Come si può avere l’originale idea di raccontare la storia di Mantova attraverso fotografie stereoscopiche di fine Ottocento? Non ve lo sappiamo spiegare, ma Massimo Meschieri, laureato al Dams di Bologna in Storia dell’Architettura Contemporanea, lo ha fatto nel suo libro “ Mantova fin de siècle ”, della casa editoriale Il Rio. L’autore parla della sua monografia come di uno strumento capace di raccontare la storia della fotografia e dei fotografi passando per le metamorfosi urbanistiche di fine ‘800 e inizi del ‘900 della nostra città, attraverso la stereoscopia e una raccolta completa di guide turistiche ottocentesche. Ma che cos’è esattamente la stereoscopia? Si tratta di un concetto molto tecnico; è una modalità di percezione della terza dimensione, spiega Meschieri, una specializzazione della tecnica fotografica.
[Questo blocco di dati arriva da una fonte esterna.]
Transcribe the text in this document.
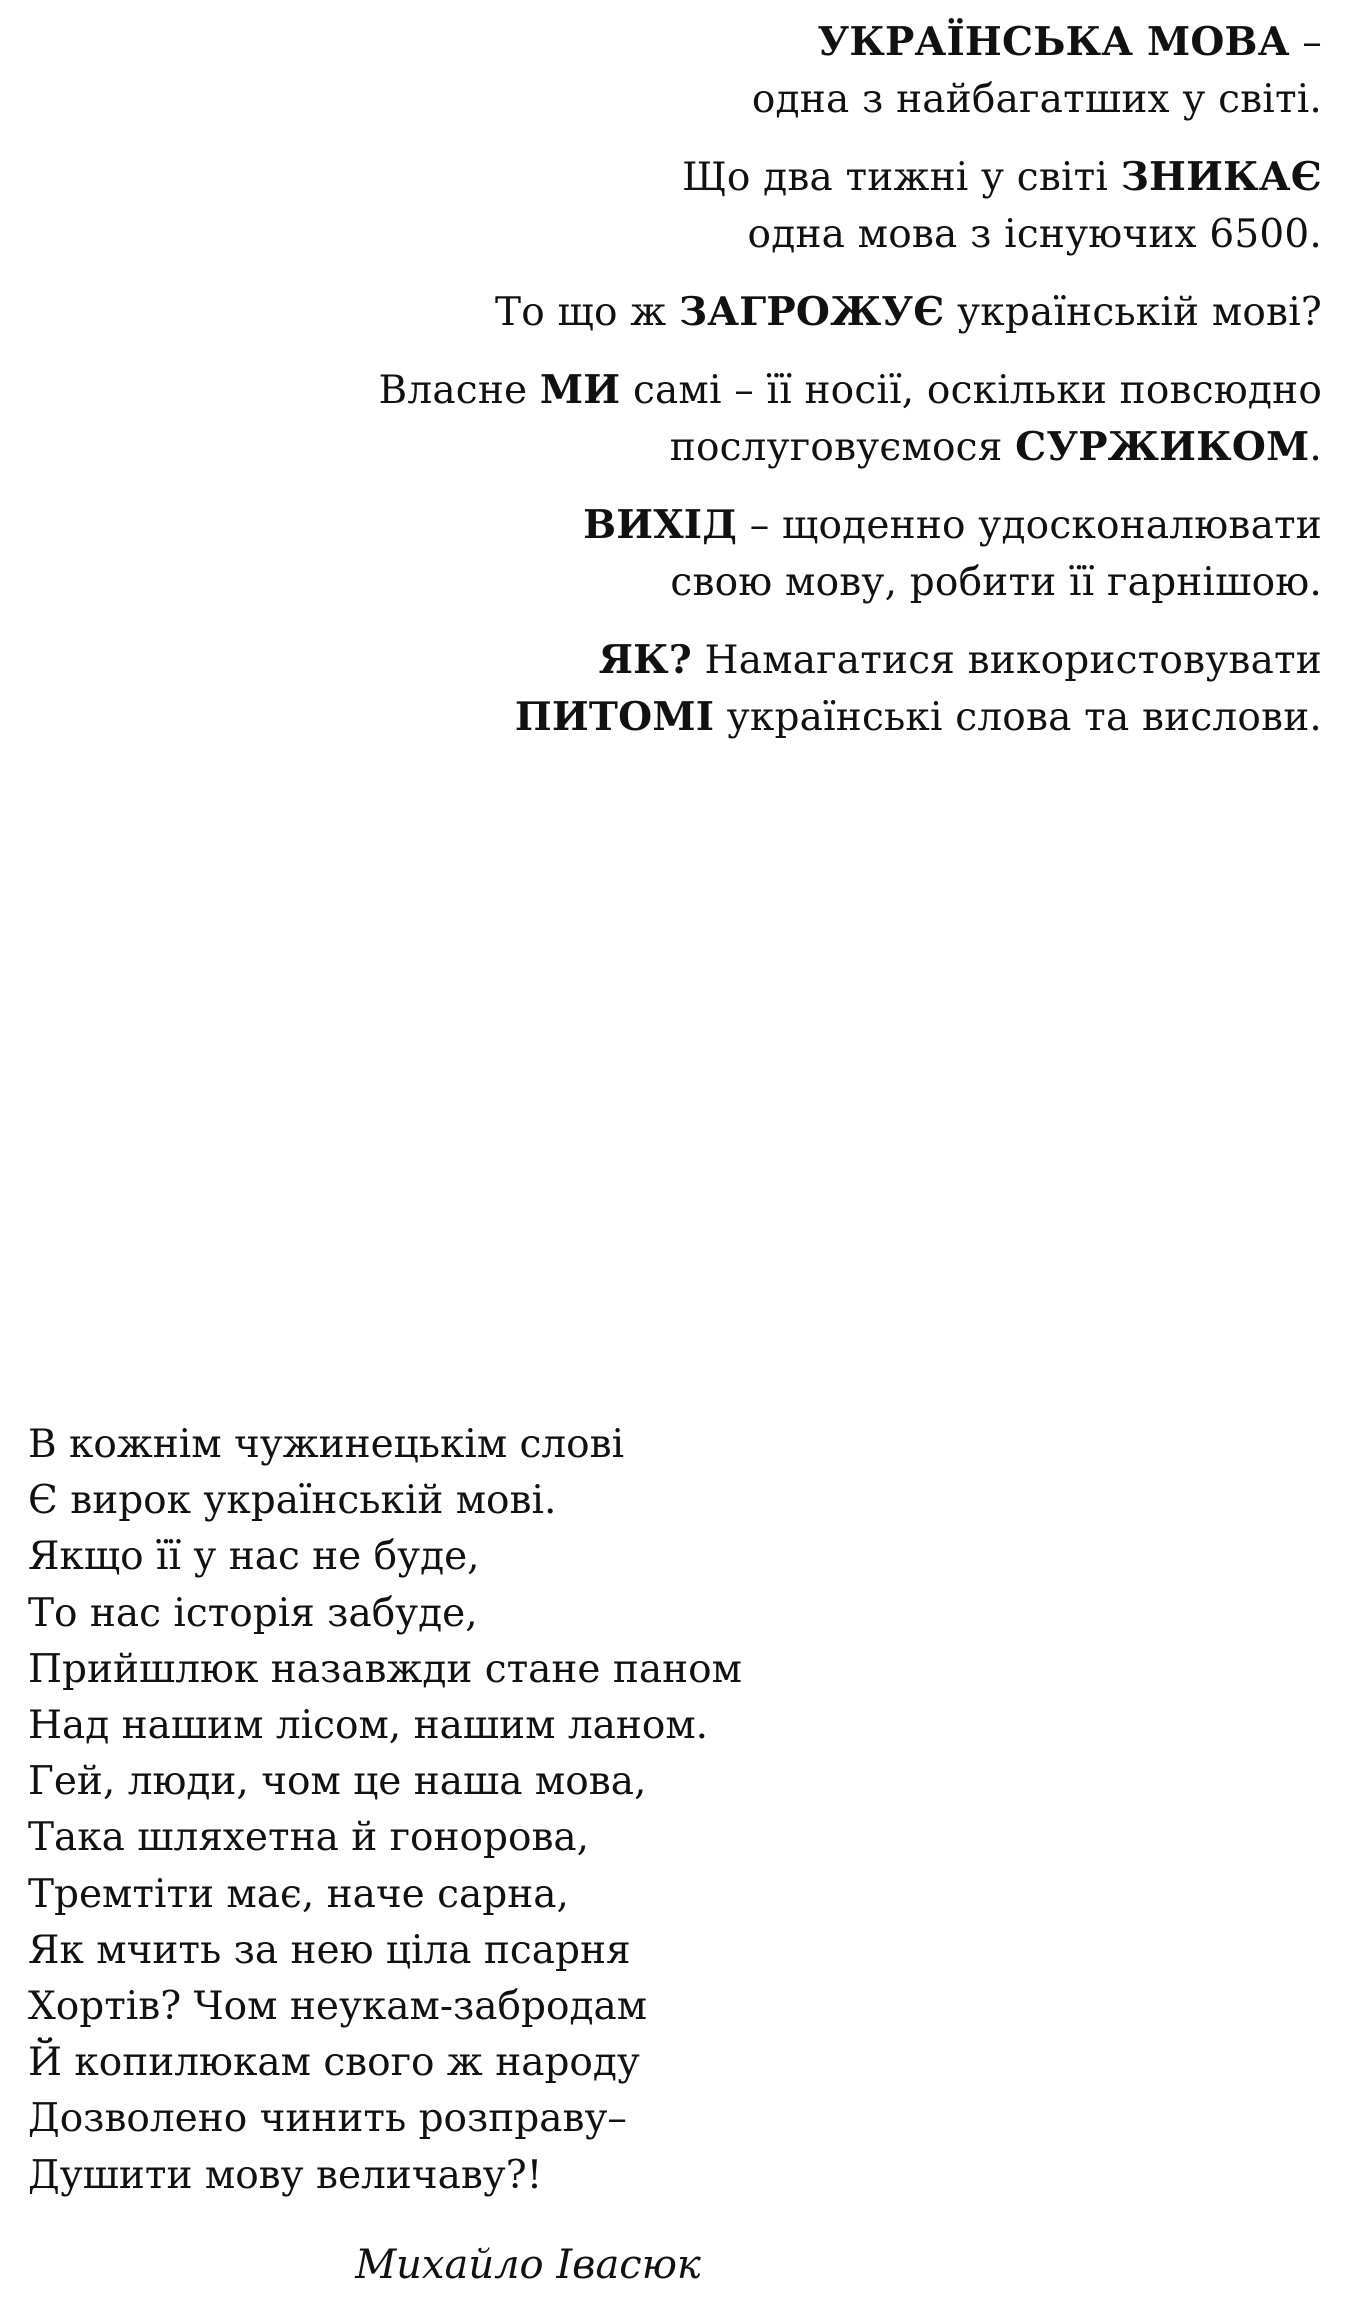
УКРАЇНСЬКА МОВА –
одна з найбагатших у світі.

Що два тижні у світі ЗНИКАЄ
одна мова з існуючих 6500.

То що ж ЗАГРОЖУЄ українській мові?

Власне МИ самі – її носії, оскільки повсюдно
послуговуємося СУРЖИКОМ.

ВИХІД – щоденно удосконалювати
свою мову, робити її гарнішою.

ЯК? Намагатися використовувати
ПИТОМІ українські слова та вислови.

В кожнім чужинецькім слові
Є вирок українській мові.
Якщо її у нас не буде,
То нас історія забуде,
Прийшлюк назавжди стане паном
Над нашим лісом, нашим ланом.
Гей, люди, чом це наша мова,
Така шляхетна й гонорова,
Тремтіти має, наче сарна,
Як мчить за нею ціла псарня
Хортів? Чом неукам-забродам
Й копилюкам свого ж народу
Дозволено чинить розправу–
Душити мову величаву?!
Михайло Івасюк
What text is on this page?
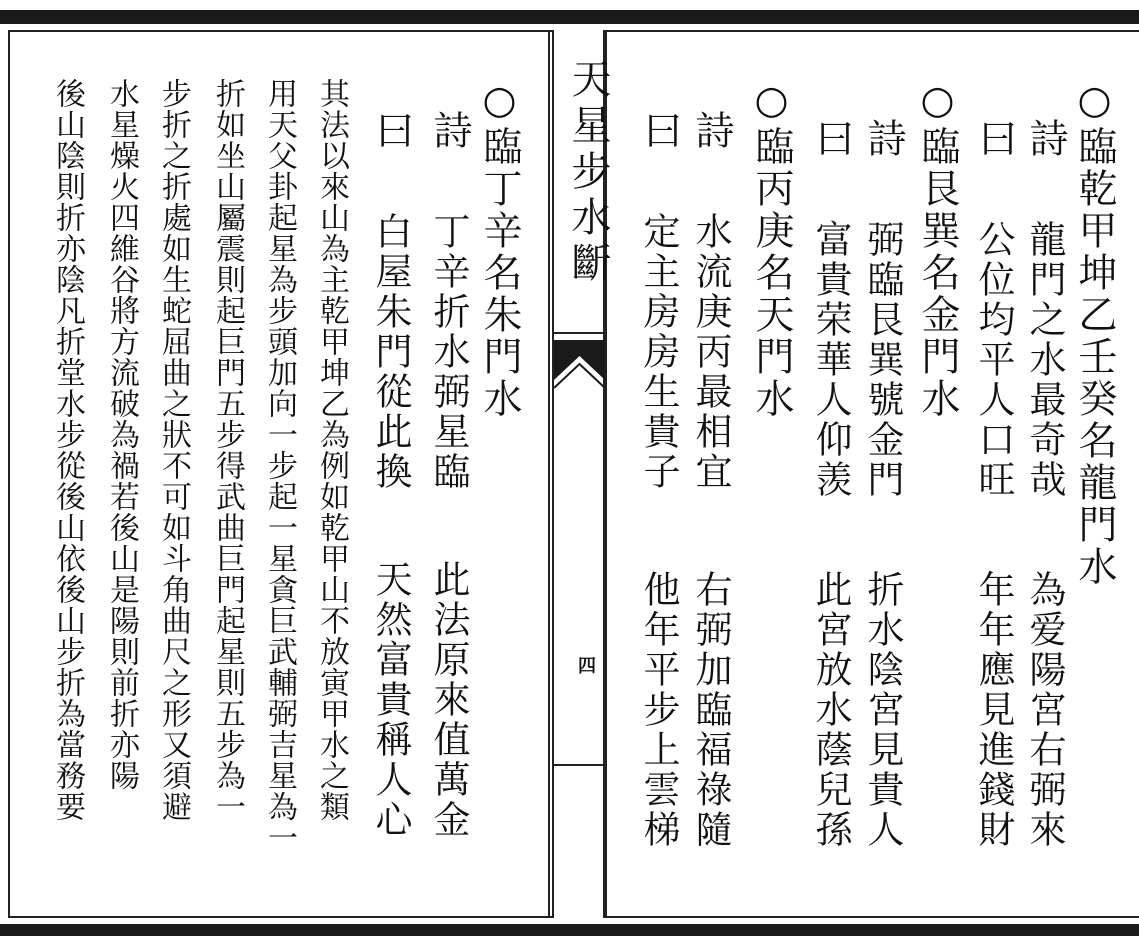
天星步水斷
四
○臨乾甲坤乙壬癸名龍門水
詩
龍門之水最奇哉
為爱陽宮右弼來
曰
公位均平人口旺
年年應見進錢財
○臨艮巽名金門水
詩
弼臨艮巽號金門
折水陰宮見貴人
曰
富貴荣華人仰羡
此宮放水蔭兒孫
○臨丙庚名天門水
詩
水流庚丙最相宜
右弼加臨福祿隨
曰
定主房房生貴子
他年平步上雲梯
○臨丁辛名朱門水
詩
丁辛折水弼星臨
此法原來值萬金
曰
白屋朱門從此換
天然富貴稱人心
其法以來山為主乾甲坤乙為例如乾甲山不放寅甲水之類
用天父卦起星為步頭加向一步起一星貪巨武輔弼吉星為一
折如坐山屬震則起巨門五步得武曲巨門起星則五步為一
步折之折處如生蛇屈曲之狀不可如斗角曲尺之形又須避
水星燥火四維谷將方流破為禍若後山是陽則前折亦陽
後山陰則折亦陰凡折堂水步從後山依後山步折為當務要
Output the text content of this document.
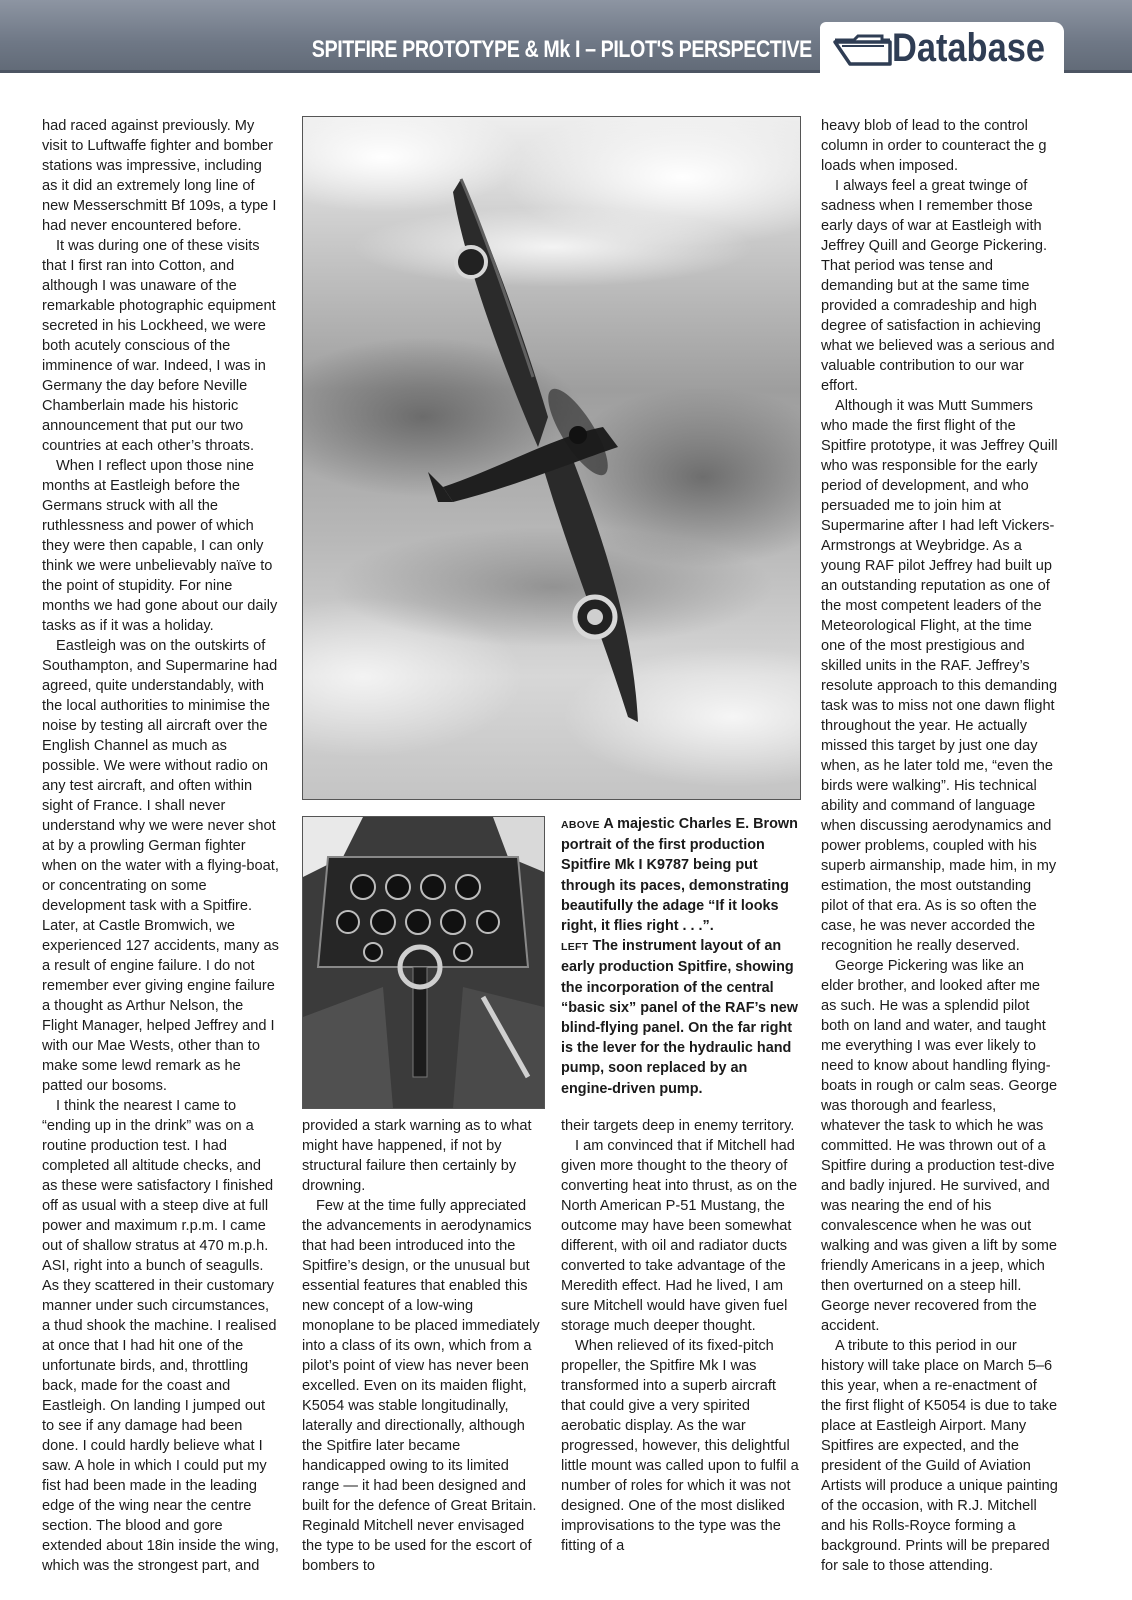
SPITFIRE PROTOTYPE & Mk I – PILOT'S PERSPECTIVE Database

had raced against previously. My visit to Luftwaffe fighter and bomber stations was impressive, including as it did an extremely long line of new Messerschmitt Bf 109s, a type I had never encountered before.

It was during one of these visits that I first ran into Cotton, and although I was unaware of the remarkable photographic equipment secreted in his Lockheed, we were both acutely conscious of the imminence of war. Indeed, I was in Germany the day before Neville Chamberlain made his historic announcement that put our two countries at each other’s throats.

When I reflect upon those nine months at Eastleigh before the Germans struck with all the ruthlessness and power of which they were then capable, I can only think we were unbelievably naïve to the point of stupidity. For nine months we had gone about our daily tasks as if it was a holiday.

Eastleigh was on the outskirts of Southampton, and Supermarine had agreed, quite understandably, with the local authorities to minimise the noise by testing all aircraft over the English Channel as much as possible. We were without radio on any test aircraft, and often within sight of France. I shall never understand why we were never shot at by a prowling German fighter when on the water with a flying-boat, or concentrating on some development task with a Spitfire. Later, at Castle Bromwich, we experienced 127 accidents, many as a result of engine failure. I do not remember ever giving engine failure a thought as Arthur Nelson, the Flight Manager, helped Jeffrey and I with our Mae Wests, other than to make some lewd remark as he patted our bosoms.

I think the nearest I came to “ending up in the drink” was on a routine production test. I had completed all altitude checks, and as these were satisfactory I finished off as usual with a steep dive at full power and maximum r.p.m. I came out of shallow stratus at 470 m.p.h. ASI, right into a bunch of seagulls. As they scattered in their customary manner under such circumstances, a thud shook the machine. I realised at once that I had hit one of the unfortunate birds, and, throttling back, made for the coast and Eastleigh. On landing I jumped out to see if any damage had been done. I could hardly believe what I saw. A hole in which I could put my fist had been made in the leading edge of the wing near the centre section. The blood and gore extended about 18in inside the wing, which was the strongest part, and

ABOVE A majestic Charles E. Brown portrait of the first production Spitfire Mk I K9787 being put through its paces, demonstrating beautifully the adage “If it looks right, it flies right . . .”.
LEFT The instrument layout of an early production Spitfire, showing the incorporation of the central “basic six” panel of the RAF’s new blind-flying panel. On the far right is the lever for the hydraulic hand pump, soon replaced by an engine-driven pump.

provided a stark warning as to what might have happened, if not by structural failure then certainly by drowning.

Few at the time fully appreciated the advancements in aerodynamics that had been introduced into the Spitfire’s design, or the unusual but essential features that enabled this new concept of a low-wing monoplane to be placed immediately into a class of its own, which from a pilot’s point of view has never been excelled. Even on its maiden flight, K5054 was stable longitudinally, laterally and directionally, although the Spitfire later became handicapped owing to its limited range — it had been designed and built for the defence of Great Britain. Reginald Mitchell never envisaged the type to be used for the escort of bombers to

their targets deep in enemy territory.

I am convinced that if Mitchell had given more thought to the theory of converting heat into thrust, as on the North American P-51 Mustang, the outcome may have been somewhat different, with oil and radiator ducts converted to take advantage of the Meredith effect. Had he lived, I am sure Mitchell would have given fuel storage much deeper thought.

When relieved of its fixed-pitch propeller, the Spitfire Mk I was transformed into a superb aircraft that could give a very spirited aerobatic display. As the war progressed, however, this delightful little mount was called upon to fulfil a number of roles for which it was not designed. One of the most disliked improvisations to the type was the fitting of a

heavy blob of lead to the control column in order to counteract the g loads when imposed.

I always feel a great twinge of sadness when I remember those early days of war at Eastleigh with Jeffrey Quill and George Pickering. That period was tense and demanding but at the same time provided a comradeship and high degree of satisfaction in achieving what we believed was a serious and valuable contribution to our war effort.

Although it was Mutt Summers who made the first flight of the Spitfire prototype, it was Jeffrey Quill who was responsible for the early period of development, and who persuaded me to join him at Supermarine after I had left Vickers-Armstrongs at Weybridge. As a young RAF pilot Jeffrey had built up an outstanding reputation as one of the most competent leaders of the Meteorological Flight, at the time one of the most prestigious and skilled units in the RAF. Jeffrey’s resolute approach to this demanding task was to miss not one dawn flight throughout the year. He actually missed this target by just one day when, as he later told me, “even the birds were walking”. His technical ability and command of language when discussing aerodynamics and power problems, coupled with his superb airmanship, made him, in my estimation, the most outstanding pilot of that era. As is so often the case, he was never accorded the recognition he really deserved.

George Pickering was like an elder brother, and looked after me as such. He was a splendid pilot both on land and water, and taught me everything I was ever likely to need to know about handling flying-boats in rough or calm seas. George was thorough and fearless, whatever the task to which he was committed. He was thrown out of a Spitfire during a production test-dive and badly injured. He survived, and was nearing the end of his convalescence when he was out walking and was given a lift by some friendly Americans in a jeep, which then overturned on a steep hill. George never recovered from the accident.

A tribute to this period in our history will take place on March 5–6 this year, when a re-enactment of the first flight of K5054 is due to take place at Eastleigh Airport. Many Spitfires are expected, and the president of the Guild of Aviation Artists will produce a unique painting of the occasion, with R.J. Mitchell and his Rolls-Royce forming a background. Prints will be prepared for sale to those attending.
Questa particolare tecnica di visione risale al 1838, quando a Londra Sir Charles Wheatstone inventa lo stereoscopio, uno strumento in grado di approcciarsi con le proiezioni prospettiche. La stereoscopia vede una sua più ampia evoluzione a Parigi con l’ottico e fotografo Doboscq e approda a Mantova, importata dagli ottici, subito dopo l’annessione all’Italia del 1866.
A raccontare la storia di Mantova, le fotografie di fine Ottocento: il Ponte dei Mulini, il ponte di San Giorgio, Porta Cerese, Porta Pradella – Belfiore, scorci del classico percorso urbano turistico come Piazza Sordello, Piazza Erbe, Piazza Marconi e Palazzo Te per rievocare una città, sotto molti aspetti, completamente cambiata dal punto di vista urbanistico e architettonico. Fotografie talvolta da definirsi veri e propri quadri paesaggistici, che sfoggiano tecniche di effetti di rilievo, profondità, esaltazione della prospettiva.
“Mantova fin de siècle – Fotografie stereoscopie e iconografia nelle guide turistiche tra Otto e Novecento”, questo è il titolo completo, racchiude in sé curiosità e raffinate tematiche; risulta infine essere uno spunto in grado di incentivare, non solo il recupero e la conoscenza della storia, ma anche tutto il contorno culturale che essa, attraverso le immagini e la fotografia, riesce a rievocare.